Türkiyelinin Kıbrıs cahilliği öyle lalettayin cahillik değildir bu arada, bilinçli cahilliktir; bayram öncesi başını okşadığın koyunun, üç gün sonra tabağında kavurma olacağını bilmezden gelir gibi bir cahilliktir. Türkiye’nin bütün tekinsiz işlerini Kıbrıs’a taşıdığını bilir ama fazla düşünmez, kurcalamaz. Kuzey Kıbrıs’ın idaresinde Türkiye’nin rolünü, bütün sistemin Türkiye tak diye emredince, KKTC’nin şak diye yapması üzerine kurulu olduğunu düşünmez, düşünmesi gereken yerde ekranda ‘Ayşe tatile çıktı‘ yazısı belirir, fonda kahraman Mehmetçikler, arkada Yaşa, Varol Harbiye!.. Kıbrıs’ta en çok yaşayıp var olan Harbiyelilerin, plakasız siyah Mercedesli olanlar olduğunu düşünse akıl eder de, düşünmez.

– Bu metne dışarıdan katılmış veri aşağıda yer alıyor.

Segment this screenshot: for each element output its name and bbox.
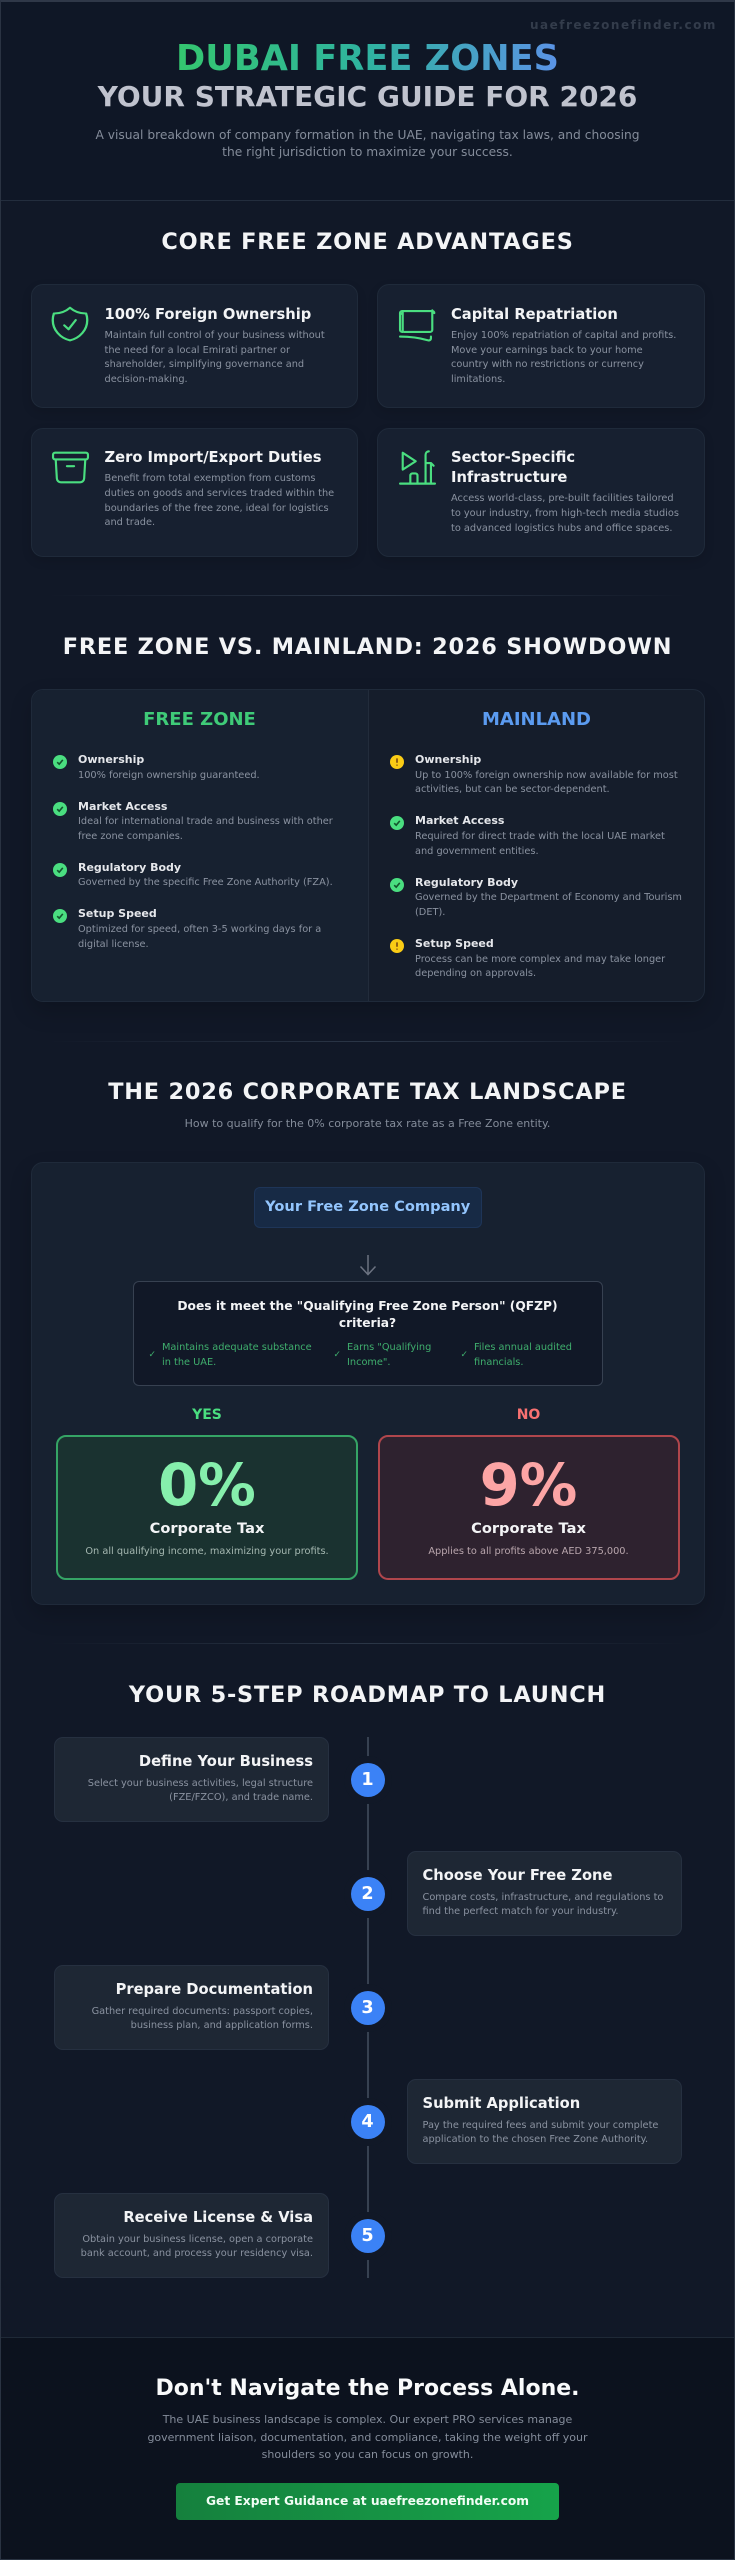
criterion 2: Earns "Qualifying [347, 1342, 431, 1353]
company box [254, 1187, 482, 1228]
card text: Move your earnings back to your home [451, 345, 643, 356]
call to action panel [0, 2337, 735, 2560]
column heading: FREE ZONE [143, 709, 256, 730]
card text: the need for a local Emirati partner or [104, 345, 290, 356]
item: market access: and government entities. [415, 846, 539, 857]
panel: comparison [30, 689, 704, 1002]
card: Prepare Documentation [116, 1981, 313, 1998]
card text: Access world-class, pre-built facilities tailored [451, 493, 674, 504]
question: criteria? [339, 1316, 396, 1330]
card: find the perfect match for your industry. [422, 1906, 619, 1917]
question: Does it meet the "Qualifying Free Zone Person" (QFZP) [177, 1298, 558, 1312]
item: regulatory body: Governed by the specific Free Zone Authority (FZA). [78, 877, 333, 888]
cta button: Get Expert Guidance at uaefreezonefinder.com [206, 2494, 529, 2508]
card text [104, 473, 334, 528]
title: DUBAI FREE ZONES [176, 38, 559, 79]
card title [451, 448, 575, 486]
item: regulatory body: (DET). [415, 907, 445, 918]
card: (FZE/FZCO), and trade name. [169, 1792, 313, 1803]
criterion 1: ✓ [148, 1350, 156, 1360]
card: Gather required documents: passport copies, [92, 2006, 313, 2017]
criterion 1: Maintains adequate substance [162, 1342, 312, 1353]
cta text: government liaison, documentation, and compliance, taking the weight off your [147, 2431, 588, 2444]
cta text: shoulders so you can focus on growth. [262, 2448, 473, 2461]
card [406, 1851, 682, 1936]
watermark: uaefreezonefinder.com [530, 18, 717, 32]
cta heading: Don't Navigate the Process Alone. [155, 2376, 580, 2401]
item: ownership: activities, but can be sector-dependent. [415, 784, 610, 795]
card: Pay the required fees and submit your complete [422, 2120, 658, 2131]
timeline [54, 1737, 682, 2278]
panel: 100% foreign ownership [30, 284, 358, 408]
card text: shareholder, simplifying governance and [104, 359, 304, 370]
card: Obtain your business license, open a corporate [82, 2234, 313, 2245]
item: ownership: Ownership [78, 753, 144, 766]
criterion 3: ✓ [460, 1350, 468, 1360]
column: mainland [390, 709, 682, 979]
item: setup speed: Process can be more complex and may take longer [415, 954, 665, 965]
criterion 2: ✓ [334, 1350, 341, 1360]
card text: and trade. [104, 517, 155, 528]
intro text [95, 128, 640, 158]
icon: check [390, 878, 404, 892]
icon: check [53, 909, 67, 923]
criterion 2 [334, 1342, 431, 1368]
label: Corporate Tax [471, 1520, 586, 1537]
icon: check [53, 802, 67, 816]
card text: limitations. [451, 374, 505, 385]
note: Applies to all profits above AED 375,000. [428, 1546, 629, 1556]
step 2 [351, 1851, 682, 1936]
icon: check [53, 755, 67, 769]
card: Receive License & Visa [123, 2209, 313, 2226]
card text: Enjoy 100% repatriation of capital and profits. [451, 330, 676, 341]
item: regulatory body: Regulatory Body [415, 876, 518, 889]
question box [132, 1281, 602, 1386]
criterion 1: in the UAE. [162, 1357, 216, 1368]
subtitle: YOUR STRATEGIC GUIDE FOR 2026 [98, 80, 637, 112]
card [54, 2193, 329, 2278]
item: ownership: 100% foreign ownership guaranteed. [78, 770, 260, 781]
card text [451, 330, 676, 385]
card [54, 1737, 329, 1822]
number [350, 1877, 384, 1911]
percent: 0% [158, 1452, 256, 1518]
panel: tax flow [30, 1162, 704, 1604]
card: Compare costs, infrastructure, and regulations to [422, 1892, 663, 1903]
heading: core advantages: CORE FREE ZONE ADVANTAGES [161, 229, 574, 255]
number: 2 [361, 1884, 374, 1904]
card text: country with no restrictions or currency [451, 359, 644, 370]
step 1 [54, 1737, 385, 1822]
icon: shield check [52, 306, 88, 342]
card text: to advanced logistics hubs and office spaces. [451, 523, 673, 534]
step 4 [351, 2079, 682, 2164]
card title: Zero Import/Export Duties [104, 448, 321, 466]
item: market access [53, 800, 333, 842]
question [177, 1298, 558, 1330]
icon: check [53, 863, 67, 877]
card title: Sector-Specific [451, 448, 575, 466]
item: ownership: Ownership [415, 753, 481, 766]
item: market access [390, 814, 665, 857]
number: 1 [361, 1770, 374, 1790]
heading: showdown: FREE ZONE VS. MAINLAND: 2026 SHOWDOWN [63, 634, 672, 660]
card: bank account, and process your residency visa. [81, 2248, 313, 2259]
item: setup speed [390, 937, 666, 979]
icon: warning [390, 939, 404, 953]
heading: roadmap: YOUR 5-STEP ROADMAP TO LAUNCH [129, 1682, 606, 1708]
company box: Your Free Zone Company [265, 1198, 470, 1215]
outcome: 0% [56, 1435, 358, 1580]
column: free zone [32, 690, 368, 1001]
card title: 100% Foreign Ownership [104, 306, 311, 322]
card: Choose Your Free Zone [422, 1867, 612, 1884]
cta text [147, 2413, 588, 2461]
percent: 9% [480, 1452, 577, 1518]
icon: check [390, 816, 404, 830]
item: setup speed: Setup Speed [78, 907, 157, 920]
item: market access: Market Access [78, 800, 167, 813]
card text: duties on goods and services traded within the [104, 488, 334, 499]
number [350, 2105, 384, 2139]
item: setup speed: digital license. [78, 939, 149, 950]
icon: warning [390, 755, 404, 769]
criterion 3 [460, 1342, 572, 1368]
item: setup speed: Setup Speed [415, 937, 494, 950]
note: On all qualifying income, maximizing your profits. [85, 1546, 329, 1556]
intro text: the right jurisdiction to maximize your success. [222, 144, 513, 158]
item: ownership: Up to 100% foreign ownership now available for most [415, 770, 678, 781]
header panel [0, 0, 735, 201]
icon: archive box [52, 452, 90, 484]
arrow [360, 1255, 376, 1276]
step 3 [54, 1965, 385, 2050]
card text: decision-making. [104, 374, 188, 385]
item: market access: free zone companies. [78, 831, 183, 842]
card [406, 2079, 682, 2164]
card text: boundaries of the free zone, ideal for logistics [104, 503, 329, 514]
criterion 1 [148, 1342, 312, 1368]
item: ownership [390, 753, 678, 795]
criterion 3: financials. [474, 1357, 524, 1368]
column heading: MAINLAND [482, 709, 591, 730]
item: ownership [53, 753, 260, 781]
number: 5 [361, 2226, 374, 2246]
panel: capital repatriation [377, 284, 704, 408]
number [350, 2219, 384, 2253]
item: regulatory body: Governed by the Department of Economy and Tourism [415, 892, 682, 903]
card text: Maintain full control of your business without [104, 330, 325, 341]
item: setup speed: Optimized for speed, often 3-5 working days for a [78, 924, 321, 935]
item: setup speed [53, 907, 321, 950]
number: 4 [361, 2112, 374, 2132]
card: business plan, and application forms. [131, 2020, 313, 2031]
outcome: 9% [378, 1435, 680, 1580]
step 5 [54, 2193, 385, 2278]
label: Corporate Tax [150, 1520, 264, 1537]
tax subheading: How to qualify for the 0% corporate tax rate as a Free Zone entity. [185, 1117, 550, 1130]
card text [451, 493, 679, 534]
criterion 2: Income". [347, 1357, 391, 1368]
heading: tax landscape: THE 2026 CORPORATE TAX LANDSCAPE [108, 1079, 627, 1105]
cta text: The UAE business landscape is complex. Our expert PRO services manage [163, 2413, 572, 2426]
card: Select your business activities, legal structure [88, 1778, 313, 1789]
item: regulatory body [53, 861, 333, 888]
item: regulatory body: Regulatory Body [78, 861, 181, 874]
card [54, 1965, 329, 2050]
item: market access: Market Access [415, 814, 504, 827]
card text [104, 330, 325, 385]
panel: zero duties [30, 428, 358, 557]
card text: Benefit from total exemption from customs [104, 473, 315, 484]
criterion 3: Files annual audited [474, 1342, 572, 1353]
label: no: NO [517, 1407, 540, 1423]
number [350, 1763, 384, 1797]
icon: banknotes [398, 309, 436, 342]
icon: facilities [399, 450, 436, 485]
item: market access: Ideal for international trade and business with other [78, 816, 333, 827]
panel: sector-specific infrastructure [377, 428, 704, 557]
card: Submit Application [422, 2095, 580, 2112]
item: regulatory body [390, 876, 682, 918]
number: 3 [361, 1998, 374, 2018]
card: application to the chosen Free Zone Authority. [422, 2134, 648, 2145]
card: Define Your Business [139, 1753, 313, 1770]
card title: Infrastructure [451, 468, 567, 486]
card title: Capital Repatriation [451, 306, 618, 322]
card text: to your industry, from high-tech media studios [451, 508, 679, 519]
number [350, 1991, 384, 2025]
item: market access: Required for direct trade with the local UAE market [415, 831, 665, 842]
cta button [176, 2482, 559, 2520]
item: setup speed: depending on approvals. [415, 968, 536, 979]
label: yes: YES [192, 1407, 222, 1423]
intro text: A visual breakdown of company formation in the UAE, navigating tax laws, and choosing [95, 128, 640, 142]
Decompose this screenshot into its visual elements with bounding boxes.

E bu cahillik Kıbrıs’ın politikasına da yansımayacak değildir elbet. Kuzey Kıbrıs meclisinde kaç milletvekili var, kaç parti var, hangi parti hangi politikayı destekliyor, bunlarla ilgilenmez. Seçimlerde, propaganda zamanlarında, Türkiye’nin rolü nedir, diplomatik makamlar ne iş görür, bunlar Türkiyelinin gündemi değildir. Anca, Mustafa Akıncı gibi ‘Rum ağzıyla konuşan‘ biri seçilirse, haddini bildirmeye bir el atar.
Oysa, Türkiye’nin halının altına süpürülen diğer temel dertleri gibi, Kıbrıs meselesi de, Türkiye’nin kendi kendisini zehirlediği bir iptilâdır. ‘Soydaş‘ dediği insanlara hapis yaşatıp efendi kibriyle ezmenin gizli ve irinli zevkidir. Milliyetçiliğin tavana vurmuş kolesterol gibi tüm damarları tıkadığı her meselede olduğu gibi, sonunda Türkiye halkının kendi boynuna dayanan bıçağı bileylemesinden başka hiçbir şey değildir.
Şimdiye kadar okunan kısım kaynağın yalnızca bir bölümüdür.